A Colombian tribe is facing possible extinction after being driven from their land by the FARC and paramilitaries, an international NGO has warned.
The Nukak Maku, a nomadic hunter gatherer community, has been forced from their jungle reserve in the south Colombian Amazon to the outskirts of a town where they live in near destitute conditions.
Major health problems, a lack of food and perhaps most importantly, the inability to practise their culture and traditions, means they could soon be wiped out as a people.
A large reserve was created by the Colombian government in 1993 for the Nukak Maku on their ancestral land, following a long campaign by NGOs including Survival International.
But the government has been unable to protect the land from the strong guerrilla and paramilitary presence in this part of the country, and the tribe has gradually been driven out.
They have been living in rudimentary shelters on the outskirts of San Jose de Guaviare, surviving on government food rations and what they can beg. They enter the forest in groups from time to time to hunt, but it’s not safe, says Survival campaigner Rebecca Stenham, for various reasons.
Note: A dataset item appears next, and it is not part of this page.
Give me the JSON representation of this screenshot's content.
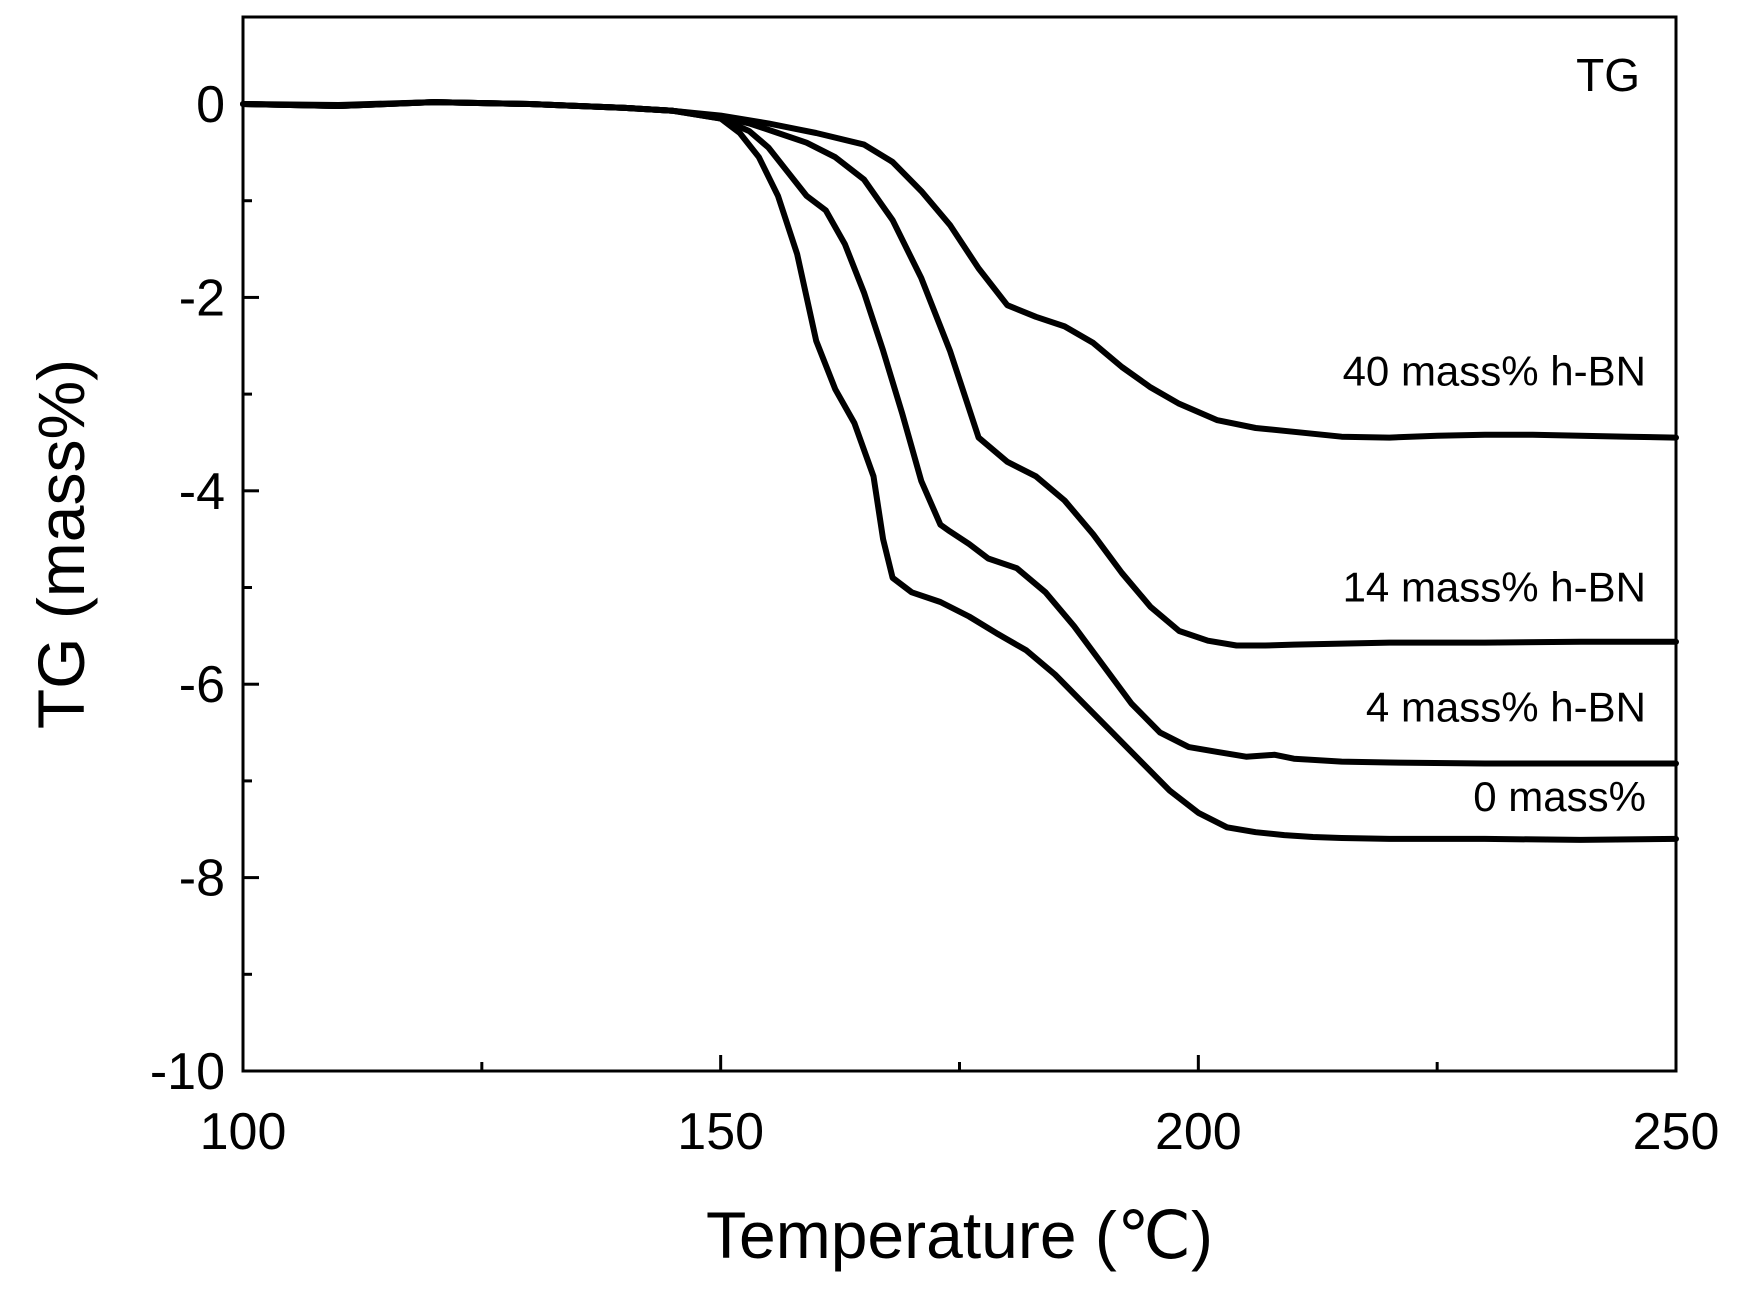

“They cannot enter the reserve safely because of the presence of guerrillas and paramilitary,” she told Colombia Reports, “But it’s also precarious because they are now suffering from all sorts of illnesses.”
Survival is calling on the government to provide proper food rations, shelter and medical care to the tribe. In the longterm, says the NGO, the reserve must be reestablished as a safe space for the Nukak Maku to live.
Stenham said, “The government must put more resources into protecting these areas. Obviously guerrillas and paramilitaries are a huge problem across Colombia, and it’s hard to imagine this issue being addressed any time soon. But stopping corruption would be a good start.”
If it doesn’t act soon, it could be too late, she warned. Around half the tribe died when they were first contacted by outsiders in 1988, from common diseases. A new host of health problems threatens them now.
Even if they receive medical care, their way of life, which is crucial to their existence, is dangerously threatened, according to Stenham, who warned, “The younger Nukak are becoming very disconnected from the elders. They only know life living on the outskirts of the town, and want what other kids their age have. If the tribe loses touch with their traditions and culture they will be lost as a people.”